Dunno. I see nothing here that will change AUTM’s position. The best we might expect is for universities to disavow AUTM as representing their positions–since AUTM does not appear to represent any university’s position–and to refuse to fund their licensing officers’ memberships in AUTM. If university licensing officers left AUTM as a career or moral or financial hazard there might be an opportunity to form professional organizations that did not take a position on Bayh-Dole and did not lobby but rather focused on how university-based new technology might be made available for use and development–and made available to the public on competitive terms.
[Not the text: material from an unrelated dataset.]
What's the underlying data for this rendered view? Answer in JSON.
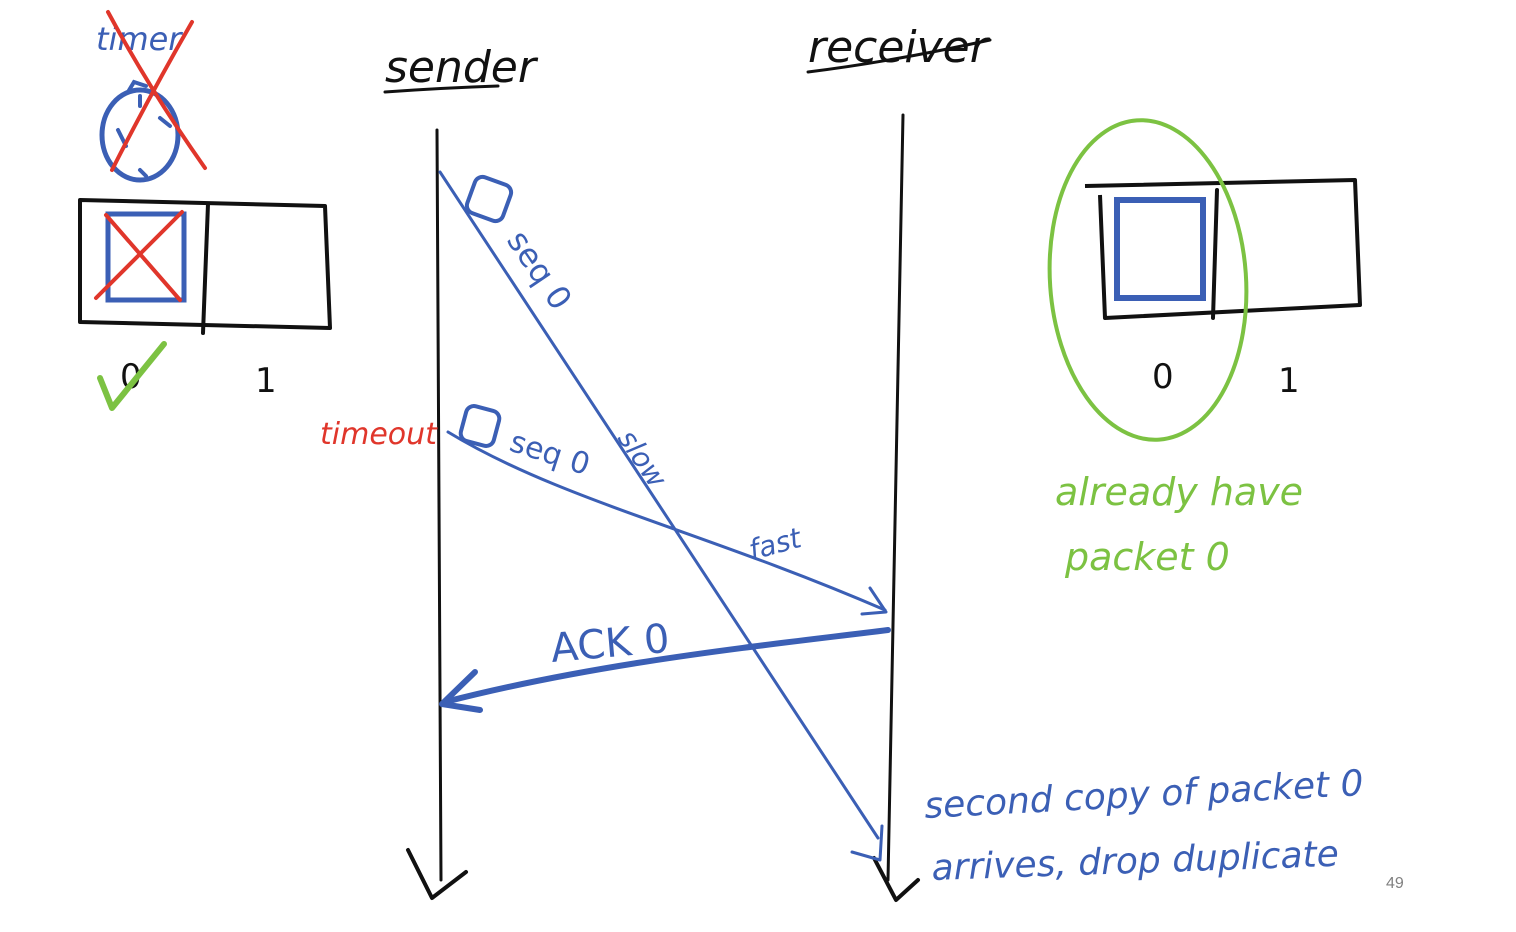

[okay, let’s make it even simpler:
1. Congress intended us to do what we are doing.
2. Federal agencies support what we are doing.
3. What we are doing is successful.
4. Whatever the law says, it authorizes what we are doing.
5. So proper reading of the law confirms what we are doing.
6. No readings that conflict with us are correct.
This line of argument failed utterly in Stanford v Roche, where AUTM and many university attorneys submitted amicus briefs to this effect. The Supreme Court found it “deeply troubling” if Bayh-Dole were read the way AUTM (and Bayh, and university attorneys) claimed–signaling it would seem, that there are ways of reading Bayh-Dole (as advocated by AUTM) that would render the law unconstitutional. This all beside the point that there’s nothing to show Congress intended what AUTM says universities are doing, or that what they are doing is successful against Bayh-Dole metrics, and it is a disaster to make the law’s wording be forced to say what the university licensing managers say it must mean (or they would be doing non-compliant, er, illegal things, eh?).]